All this comes together to make me feel like I’ve grown up and been reborn many times over the years — not just in 2012 after the misery of late 2011, but in 2005, after the dismal last couple of months in 2004, when I grew used to living in that cold but tolerable house in the Wood Green area, and was able to enjoy living with “female best friend” (with whom I shared anime shows, such as Macross 7 and X) and the gentleman who, thanks to our years at Caledonian Road, I would one day refer to here as “good housemate”.
I’ve actually started thinking back to those days recently, and how much simpler things were (it was 2006 before I even built a PC of my own, instead of using the half-decent one my folks paid for two years earlier) — though the 2003-4 academic year was also a time of happiness for me (certainly more than my undergrad days), meeting a new group of people for the first time and escaping from the retirement town of Worthing so I could return to university life.
But where am I now? Let’s make some estimates of my mental age…
- Mature enough to handle billing, and take bad companies to task (mid-to-late 30s)
- Man-childish enough to play video games (late teens to late 20s)
- Still in the girl-hunting phase and going on many first dates (mid-to-late teens)
- Getting dating experience, learning from it and hopefully soon finding “the one” (late 20s to early 30s)
- Staying physically fit (early 20s, or possibly mid-life crisis)
- Not wanting to get drunk (pre-teens or mature adulthood)
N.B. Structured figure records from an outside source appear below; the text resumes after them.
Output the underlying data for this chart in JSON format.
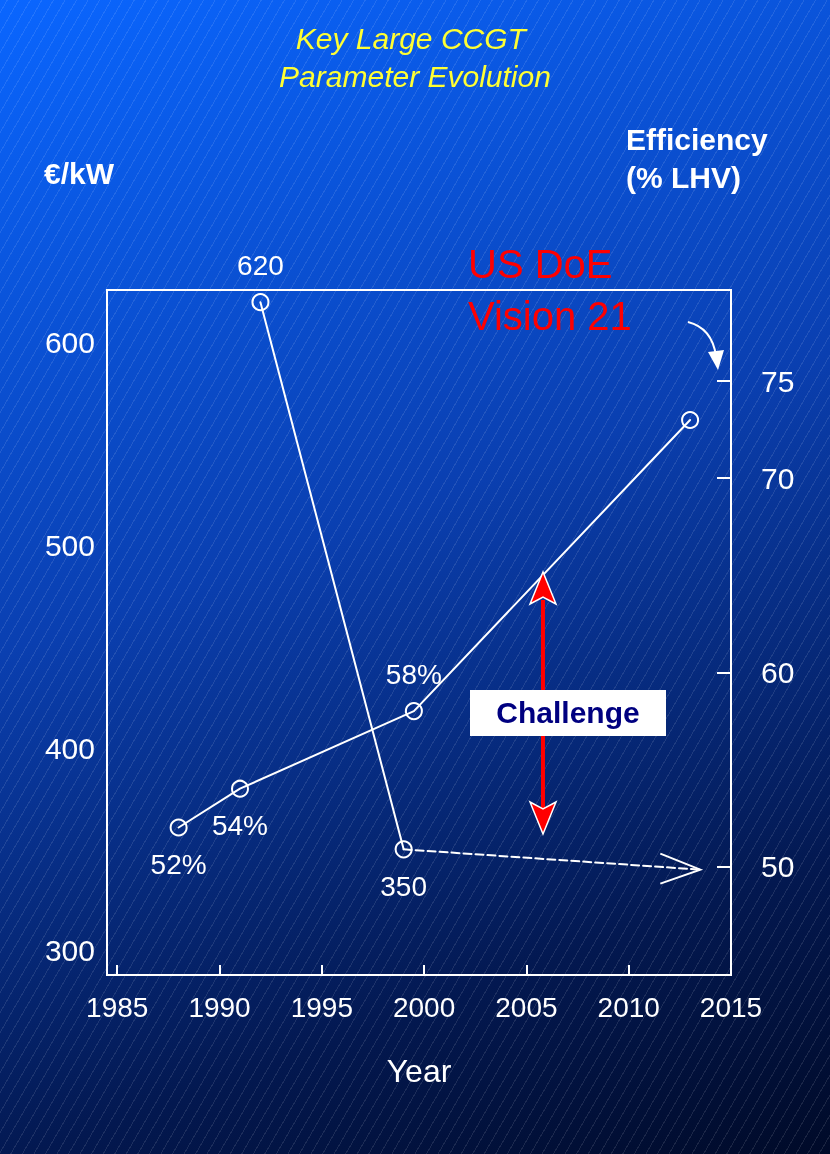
{
  "chart_data": {
    "type": "line",
    "title": "Key Large CCGT Parameter Evolution",
    "xlabel": "Year",
    "ylabel": "€/kW",
    "y2label": "Efficiency (% LHV)",
    "xlim": [
      1984.5,
      2015
    ],
    "xticks": [
      1985,
      1990,
      1995,
      2000,
      2005,
      2010,
      2015
    ],
    "ylim": [
      288,
      626
    ],
    "yticks": [
      300,
      400,
      500,
      600
    ],
    "y2lim": [
      44.4,
      79.7
    ],
    "y2ticks": [
      50,
      60,
      70,
      75
    ],
    "grid": false,
    "marker": "circle",
    "series": [
      {
        "color": "#ffffff",
        "x": [
          1992,
          1999
        ],
        "values": [
          620,
          350
        ],
        "value_labels": [
          "620",
          "350"
        ]
      },
      {
        "color": "#ffffff",
        "x": [
          1999,
          2013.5
        ],
        "values": [
          350,
          340
        ],
        "line_style": "dashed",
        "marker": "none"
      },
      {
        "color": "#ffffff",
        "axis": "y2",
        "x": [
          1988,
          1991,
          1999.5,
          2013
        ],
        "values": [
          52,
          54,
          58,
          73
        ],
        "value_labels": [
          "52%",
          "54%",
          "58%",
          null
        ]
      }
    ],
    "annotations": [
      "US DoE Vision 21",
      "Challenge"
    ]
  }
}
- Having trouble getting up in the mornings (pretty much any age after pre-teens)
- Feeling the cold and hating noisy people (elderly and retired)
- Believing I’m indestructible and will live forever (either teenager or already thousands of years old)
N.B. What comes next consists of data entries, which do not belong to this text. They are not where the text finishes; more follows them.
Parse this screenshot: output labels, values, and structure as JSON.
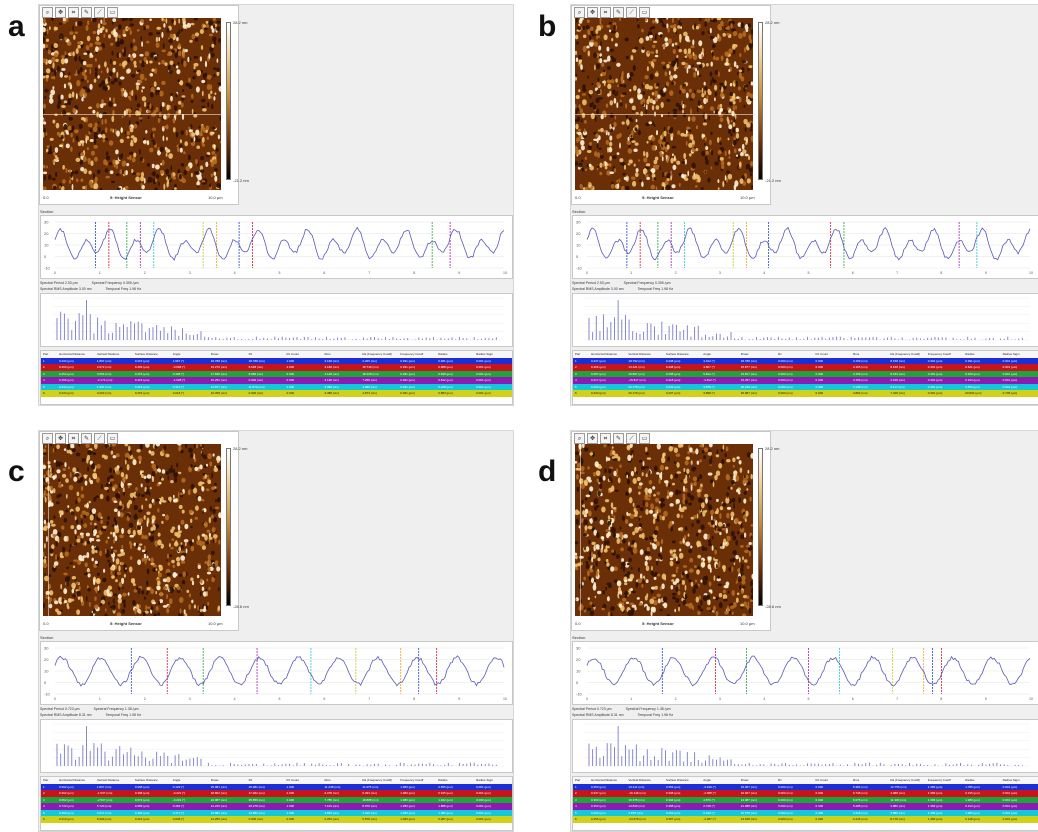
{
  "colors": {
    "profile_line": "#5a5ab8",
    "row_colors": [
      "#1c2fd6",
      "#c7131b",
      "#21a23a",
      "#8b1bb3",
      "#12c9d9",
      "#d1d11a",
      "#f2a51f"
    ]
  },
  "table_headers": [
    "Pair",
    "Horizontal Distance",
    "Vertical Distance",
    "Surface Distance",
    "Angle",
    "Rmax",
    "Rz",
    "Rz Count",
    "Rms",
    "Ra (Frequency Cutoff)",
    "Frequency Cutoff",
    "Radius",
    "Radius Sigm"
  ],
  "panels": [
    {
      "letter": "a",
      "channel": "5: Height Sensor",
      "x_min": "0.0",
      "x_max": "10.0 µm",
      "color_max": "28.2 nm",
      "color_min": "-21.2 nm",
      "section_label": "Section",
      "spectral": [
        "Spectral Period 2.53 µm",
        "Spectral Frequency 0.395 /µm",
        "Spectral RMS Amplitude 3.00 nm",
        "Temporal Freq 1.98 Hz"
      ],
      "rows": [
        [
          "1",
          "0.234 (µm)",
          "1.897 (nm)",
          "0.215 (µm)",
          "1.967 (°)",
          "18.788 (nm)",
          "18.788 (nm)",
          "1.000",
          "3.168 (nm)",
          "2.265 (nm)",
          "0.391 (µm)",
          "0.481 (µm)",
          "0.001 (µm)"
        ],
        [
          "2",
          "0.293 (µm)",
          "3.672 (nm)",
          "0.293 (µm)",
          "-0.098 (°)",
          "15.270 (nm)",
          "8.628 (nm)",
          "2.000",
          "3.168 (nm)",
          "18.749 (nm)",
          "0.391 (µm)",
          "0.988 (µm)",
          "0.001 (µm)"
        ],
        [
          "3",
          "0.252 (µm)",
          "3.654 (nm)",
          "0.215 (µm)",
          "0.498 (°)",
          "17.838 (nm)",
          "8.080 (nm)",
          "0.000",
          "4.128 (nm)",
          "18.428 (nm)",
          "0.391 (µm)",
          "0.839 (µm)",
          "0.001 (µm)"
        ],
        [
          "4",
          "0.156 (µm)",
          "-3.172 (nm)",
          "0.215 (µm)",
          "-1.098 (°)",
          "15.252 (nm)",
          "0.000 (nm)",
          "0.000",
          "3.138 (nm)",
          "7.258 (nm)",
          "0.391 (µm)",
          "0.812 (µm)",
          "0.001 (µm)"
        ],
        [
          "5",
          "0.242 (µm)",
          "1.397 (nm)",
          "0.215 (µm)",
          "0.313 (°)",
          "12.877 (nm)",
          "11.879 (nm)",
          "1.000",
          "3.098 (nm)",
          "4.988 (nm)",
          "0.391 (µm)",
          "0.228 (µm)",
          "0.001 (µm)"
        ],
        [
          "6",
          "0.234 (µm)",
          "0.263 (nm)",
          "0.263 (µm)",
          "0.018 (°)",
          "10.458 (nm)",
          "0.000 (nm)",
          "0.000",
          "3.388 (nm)",
          "4.873 (nm)",
          "0.391 (µm)",
          "0.883 (µm)",
          "0.001 (µm)"
        ]
      ]
    },
    {
      "letter": "b",
      "channel": "5: Height Sensor",
      "x_min": "0.0",
      "x_max": "10.0 µm",
      "color_max": "28.2 nm",
      "color_min": "-21.2 nm",
      "section_label": "Section",
      "spectral": [
        "Spectral Period 2.53 µm",
        "Spectral Frequency 0.395 /µm",
        "Spectral RMS Amplitude 3.00 nm",
        "Temporal Freq 1.98 Hz"
      ],
      "rows": [
        [
          "1",
          "0.237 (µm)",
          "18.792 (nm)",
          "0.238 (µm)",
          "4.432 (°)",
          "18.788 (nm)",
          "0.000 (nm)",
          "0.000",
          "3.159 (nm)",
          "8.158 (nm)",
          "0.391 (µm)",
          "0.391 (µm)",
          "0.001 (µm)"
        ],
        [
          "2",
          "0.296 (µm)",
          "13.421 (nm)",
          "0.298 (µm)",
          "4.867 (°)",
          "15.877 (nm)",
          "0.000 (nm)",
          "0.000",
          "3.165 (nm)",
          "8.168 (nm)",
          "0.391 (µm)",
          "0.621 (µm)",
          "0.001 (µm)"
        ],
        [
          "3",
          "0.257 (µm)",
          "15.837 (nm)",
          "0.258 (µm)",
          "5.812 (°)",
          "15.817 (nm)",
          "0.000 (nm)",
          "0.000",
          "3.159 (nm)",
          "8.153 (nm)",
          "0.391 (µm)",
          "0.229 (µm)",
          "0.001 (µm)"
        ],
        [
          "4",
          "0.217 (µm)",
          "-15.817 (nm)",
          "0.218 (µm)",
          "-3.812 (°)",
          "15.357 (nm)",
          "0.000 (nm)",
          "0.000",
          "3.159 (nm)",
          "3.168 (nm)",
          "0.391 (µm)",
          "0.194 (µm)",
          "0.001 (µm)"
        ],
        [
          "5",
          "0.233 (µm)",
          "26.778 (nm)",
          "0.233 (µm)",
          "4.878 (°)",
          "26.229 (nm)",
          "0.000 (nm)",
          "0.000",
          "3.138 (nm)",
          "8.117 (nm)",
          "0.391 (µm)",
          "0.533 (µm)",
          "0.001 (µm)"
        ],
        [
          "6",
          "0.233 (µm)",
          "26.176 (nm)",
          "0.237 (µm)",
          "3.898 (°)",
          "25.987 (nm)",
          "0.000 (nm)",
          "0.000",
          "3.862 (nm)",
          "7.348 (nm)",
          "0.391 (µm)",
          "63.834 (µm)",
          "0.738 (µm)"
        ]
      ]
    },
    {
      "letter": "c",
      "channel": "5: Height Sensor",
      "x_min": "0.0",
      "x_max": "10.0 µm",
      "color_max": "28.2 nm",
      "color_min": "-28.6 nm",
      "section_label": "Section",
      "spectral": [
        "Spectral Period 0.723 µm",
        "Spectral Frequency 1.38 /µm",
        "Spectral RMS Amplitude 8.31 nm",
        "Temporal Freq 1.98 Hz"
      ],
      "rows": [
        [
          "1",
          "0.992 (µm)",
          "1.867 (nm)",
          "0.998 (µm)",
          "0.129 (°)",
          "25.081 (nm)",
          "25.081 (nm)",
          "1.000",
          "11.238 (nm)",
          "11.975 (nm)",
          "1.383 (µm)",
          "2.655 (µm)",
          "0.001 (µm)"
        ],
        [
          "2",
          "0.392 (µm)",
          "-1.537 (nm)",
          "0.398 (µm)",
          "-0.222 (°)",
          "18.862 (nm)",
          "17.062 (nm)",
          "2.000",
          "6.078 (nm)",
          "6.393 (nm)",
          "1.383 (µm)",
          "0.915 (µm)",
          "0.001 (µm)"
        ],
        [
          "3",
          "0.662 (µm)",
          "-2.537 (nm)",
          "0.672 (µm)",
          "-0.201 (°)",
          "24.087 (nm)",
          "35.859 (nm)",
          "0.000",
          "7.785 (nm)",
          "18.888 (nm)",
          "1.383 (µm)",
          "1.462 (µm)",
          "0.000 (µm)"
        ],
        [
          "4",
          "0.740 (µm)",
          "5.720 (nm)",
          "0.683 (µm)",
          "0.484 (°)",
          "21.226 (nm)",
          "26.278 (nm)",
          "1.000",
          "7.103 (nm)",
          "8.078 (nm)",
          "1.383 (µm)",
          "1.888 (µm)",
          "0.001 (µm)"
        ],
        [
          "5",
          "0.492 (µm)",
          "5.017 (nm)",
          "0.492 (µm)",
          "0.371 (°)",
          "23.880 (nm)",
          "23.880 (nm)",
          "1.000",
          "4.836 (nm)",
          "6.328 (nm)",
          "1.383 (µm)",
          "1.383 (µm)",
          "0.001 (µm)"
        ],
        [
          "6",
          "0.219 (µm)",
          "8.399 (nm)",
          "0.216 (µm)",
          "0.848 (°)",
          "21.259 (nm)",
          "0.000 (nm)",
          "0.000",
          "6.263 (nm)",
          "5.878 (nm)",
          "1.383 (µm)",
          "0.287 (µm)",
          "0.001 (µm)"
        ]
      ]
    },
    {
      "letter": "d",
      "channel": "5: Height Sensor",
      "x_min": "0.0",
      "x_max": "10.0 µm",
      "color_max": "28.2 nm",
      "color_min": "-28.6 nm",
      "section_label": "Section",
      "spectral": [
        "Spectral Period 0.723 µm",
        "Spectral Frequency 1.38 /µm",
        "Spectral RMS Amplitude 8.31 nm",
        "Temporal Freq 1.98 Hz"
      ],
      "rows": [
        [
          "1",
          "0.353 (µm)",
          "13.411 (nm)",
          "0.353 (µm)",
          "-3.246 (°)",
          "16.067 (nm)",
          "0.000 (nm)",
          "0.000",
          "5.384 (nm)",
          "12.755 (nm)",
          "1.383 (µm)",
          "1.785 (µm)",
          "0.001 (µm)"
        ],
        [
          "2",
          "0.337 (µm)",
          "-16.148 (nm)",
          "0.338 (µm)",
          "-4.388 (°)",
          "16.067 (nm)",
          "0.000 (nm)",
          "0.000",
          "6.738 (nm)",
          "4.388 (nm)",
          "1.383 (µm)",
          "0.315 (µm)",
          "0.001 (µm)"
        ],
        [
          "3",
          "0.393 (µm)",
          "16.378 (nm)",
          "0.394 (µm)",
          "4.876 (°)",
          "14.087 (nm)",
          "0.000 (nm)",
          "0.000",
          "6.076 (nm)",
          "11.330 (nm)",
          "1.383 (µm)",
          "1.383 (µm)",
          "0.001 (µm)"
        ],
        [
          "4",
          "0.353 (µm)",
          "13.840 (nm)",
          "0.358 (µm)",
          "2.728 (°)",
          "21.088 (nm)",
          "0.000 (nm)",
          "0.000",
          "5.288 (nm)",
          "3.880 (nm)",
          "1.383 (µm)",
          "0.313 (µm)",
          "0.001 (µm)"
        ],
        [
          "5",
          "0.263 (µm)",
          "2.878 (nm)",
          "0.263 (µm)",
          "0.428 (°)",
          "16.578 (nm)",
          "0.000 (nm)",
          "0.000",
          "3.418 (nm)",
          "5.888 (nm)",
          "1.383 (µm)",
          "1.383 (µm)",
          "0.001 (µm)"
        ],
        [
          "6",
          "0.356 (µm)",
          "-23.878 (nm)",
          "0.357 (µm)",
          "-4.387 (°)",
          "13.648 (nm)",
          "0.000 (nm)",
          "0.000",
          "6.445 (nm)",
          "8.178 (nm)",
          "1.383 (µm)",
          "0.128 (µm)",
          "0.001 (µm)"
        ]
      ]
    }
  ]
}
- Good with computers and willing to learn more (either very old or very young)
- Working in first-line IT helpdesk (20s) but actually enjoying it (60s?)
- Reading Judge Dredd comic strips (early teens, and f*** Bill Maher)
- Listening to Eminem and Gwar (younger than I should be!)
- Remembering Doctor Who in the 1980s (older than I want to be!)
What might be worth noting is that I wonder which generation I’m truly in, and which I should be in — after all, I’m old enough to remember shows from the 1980s and 1990s and reminisce about the days we called home computers “micros”, but I never joined in with my generation’s binge-drinking at school or university, and didn’t watch scary grown-up films, and overcome my fear of them, until my teenage years (including Die Hard and Aliens back in 1992). As I’ve said before, my peers telling me I’m “wrong” just makes me feel right instead!
I’m sure I overheard Chris Evans on the radio one morning (as opposed to hosting The Big Breakfast back in the day) saying that the current younger generation are more likely to become addicted to smartphone games than alcohol! And since I play Pokémon GO every day but hold drink-to-get-drunkers in contempt, maybe I’m with them? I also think gay marriage is okay and that fireworks should be restricted to professional use (JRM opposing this plan makes me like it more), and of course you know I hate cyclists who charge through red lights. All things considered, I’m childlike but sensible, and don’t want to see others get hurt going about their daily business, purely for who they are… maybe because then it’d happen to me.
Funnily enough, the osteopath reckoned I’d been leaning to the left — well, if hating injustice and intolerance gives me lower back pain, stay tuned to this blog: it’s time I performed a hate catharsis, of both old and young varieties, by writing a post about my negative feelings that better expresses them than my late 2013 one, isn’t it?
(Ah, I was angry about cyclists and cabbies running red lights back then, too!)